IT-managers en -beheerders maken zich terecht zorgen over deze trend, omdat dit buiten hun zicht gebeurt en ze er daardoor geen controle over hebben. En dat in een tijd, waarin privacy, compliance en security dagelijkse kopzorgen geven voor de hele IT-afdeling. Het is de nachtmerrie van iedere Compliance Officer.
De traditionele aanpak van veel (IT-)organisaties is daarom, om deze ontwikkeling, die men ook wel aanduidt met de term “Shadow-IT”, zoveel mogelijk tegen te gaan. Door allerlei geboden en verboden op te leggen en sites van toolaanbieders te blokkeren hoopt men te voorkomen dat de wildgroei zich verder verspreidt. Maar zolang de vraag het aanbod overstijgt en ondertussen aan de business steeds hogere eisen worden gesteld, is dit een verloren strijd. En deze situatie lijkt nog wel even te gaan duren. Het is dus tijd voor een andere aanpak, vooral door het benadrukken van de kansen die met name de opkomst van no- en low-code platforms met zich meebrengt.
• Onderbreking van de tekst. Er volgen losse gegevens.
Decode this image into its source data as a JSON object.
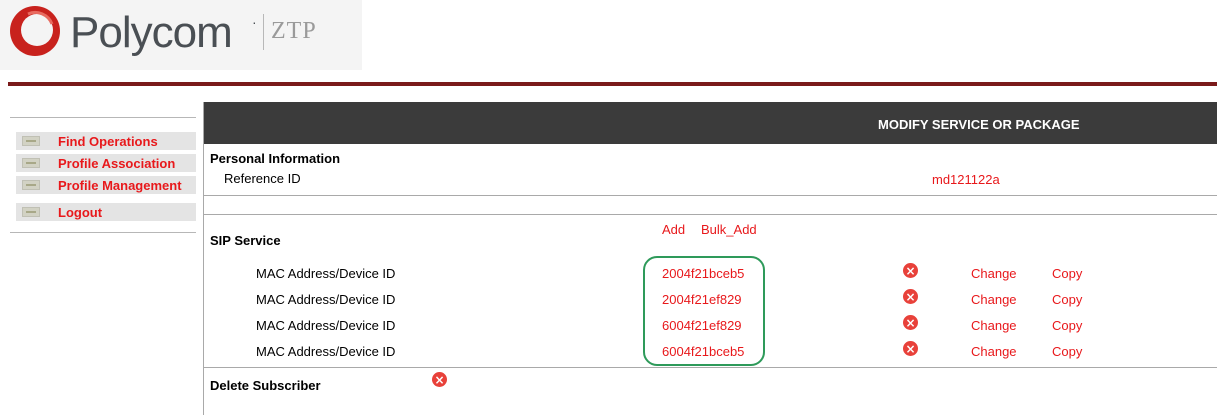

Meer en meer van deze platforms bieden tegenwoordig mogelijkheden om volwaardige software-oplossingen te ontwikkelen, vrijwel zonder dat daar een programmeur aan te pas komt. Daarnaast is de snelheid van ontwikkelen ook tussen de 4 en 10 keer sneller dan bij het ontwikkelen in traditionele full-code omgevingen. Tel daarbij flexibiliteit, de kortere communicatielijnen en de lagere onafhankelijkheid van (schaarse) IT-capaciteit en het kost weinig moeite om te zien dat hier genoeg kansen liggen.
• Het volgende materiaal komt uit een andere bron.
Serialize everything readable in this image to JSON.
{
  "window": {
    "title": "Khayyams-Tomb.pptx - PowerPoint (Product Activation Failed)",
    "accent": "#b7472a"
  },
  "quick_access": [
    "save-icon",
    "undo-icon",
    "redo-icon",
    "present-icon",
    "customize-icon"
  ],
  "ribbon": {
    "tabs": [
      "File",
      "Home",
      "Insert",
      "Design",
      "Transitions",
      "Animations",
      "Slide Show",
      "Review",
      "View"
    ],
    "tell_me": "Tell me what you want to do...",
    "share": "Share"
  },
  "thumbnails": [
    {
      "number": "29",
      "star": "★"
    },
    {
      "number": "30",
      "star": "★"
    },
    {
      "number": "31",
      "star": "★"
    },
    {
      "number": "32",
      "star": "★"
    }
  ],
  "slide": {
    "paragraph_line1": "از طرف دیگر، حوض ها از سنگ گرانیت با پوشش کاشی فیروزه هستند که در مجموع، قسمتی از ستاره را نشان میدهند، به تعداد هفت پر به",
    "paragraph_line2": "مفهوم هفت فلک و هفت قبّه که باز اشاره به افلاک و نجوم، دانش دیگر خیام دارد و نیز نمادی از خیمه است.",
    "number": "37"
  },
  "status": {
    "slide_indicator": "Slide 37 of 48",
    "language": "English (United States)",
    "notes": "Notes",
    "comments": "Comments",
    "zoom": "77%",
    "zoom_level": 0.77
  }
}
Steeds meer organisaties herkennen deze kansen en kiezen voor een strategie van Citizen Development of in ieder geval iets dat daar in de buurt ligt. Met Citizen Development breng je de ontwikkeling van applicaties vanuit het gesloten IT-bastion naar de operationele onderdelen van de organisatie, door medewerkers van die onderdelen zelf (delen van) een applicatie te laten ontwikkelen. Ondersteund door IT-specialisten zorgen zij zo voor niet alleen extra capaciteit, maar ook voor heel veel praktijkkennis van de processen en de dagelijkse gang van zaken binnen afdelingen en teams.
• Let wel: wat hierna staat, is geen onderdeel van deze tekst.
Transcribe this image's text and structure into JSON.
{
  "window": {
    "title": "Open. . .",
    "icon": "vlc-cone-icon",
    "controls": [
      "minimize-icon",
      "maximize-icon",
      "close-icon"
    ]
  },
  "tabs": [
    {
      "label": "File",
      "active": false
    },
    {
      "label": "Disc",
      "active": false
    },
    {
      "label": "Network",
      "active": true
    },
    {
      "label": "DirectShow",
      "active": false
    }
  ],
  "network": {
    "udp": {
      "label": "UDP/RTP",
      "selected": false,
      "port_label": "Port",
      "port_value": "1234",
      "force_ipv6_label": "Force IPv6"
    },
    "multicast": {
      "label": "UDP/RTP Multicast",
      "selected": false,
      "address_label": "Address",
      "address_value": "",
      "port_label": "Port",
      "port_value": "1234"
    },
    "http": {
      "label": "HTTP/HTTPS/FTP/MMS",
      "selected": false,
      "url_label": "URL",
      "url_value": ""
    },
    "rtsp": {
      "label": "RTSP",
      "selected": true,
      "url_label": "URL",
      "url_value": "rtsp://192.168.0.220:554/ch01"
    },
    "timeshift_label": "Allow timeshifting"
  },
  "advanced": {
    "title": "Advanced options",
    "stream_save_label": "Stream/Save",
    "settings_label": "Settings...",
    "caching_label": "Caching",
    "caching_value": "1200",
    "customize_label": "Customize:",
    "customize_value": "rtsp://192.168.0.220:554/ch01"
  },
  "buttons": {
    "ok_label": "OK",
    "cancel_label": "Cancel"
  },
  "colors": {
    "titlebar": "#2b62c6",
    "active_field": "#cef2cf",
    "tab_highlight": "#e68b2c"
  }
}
Het is belangrijk om te beseffen dat een transitie naar Citizen Development meer is dan alleen een verandering van werkwijze. Het is een verandering op organisatieniveau, waarbij de ontwikkel-functie op wordt getransformeerd naar een ontwikkel-community. Dat betekent een andere manier van denken voor de hele organisatie en daarmee mag je het een cultuurverandering noemen, die op gelijke voet staat met bijvoorbeeld Lean Six Sigma of Agile ontwikkelmethoden.
Voor de implementatie van Citizen Development is dus inzet door de hele organisatie nodig. Vanuit managementniveau is ondersteuning en sponsorship nodig en de bereidheid om verantwoordelijkheden over te dragen. Ook zal de hoogste managementlaag een duidelijke koers en strategie moeten uitzetten. De IT-organisatie heeft natuurlijk belang bij een stabiele omgeving en moet dus nadenken over manieren om de ‘governance’ over de platformen in te richten. Die governance moet voldoende zekerheid bieden dat er geen ongewenste dingen gebeuren en tegelijk licht genoeg zijn om voldoende vrijheid aan de ‘community’ te geven. Daarnaast verleent de IT-organisatie ondersteuning en technische ondersteuning waar nodig. Afdelingen zullen de extra ontwikkeltaken moeten omarmen en een plek geven in hun processen en capaciteit. Daarbij hoort het accepteren van verantwoordelijkheid, waarbij zij het uitblijven van oplossingen niet meer zomaar aan de IT-afdeling kunnen toeschrijven.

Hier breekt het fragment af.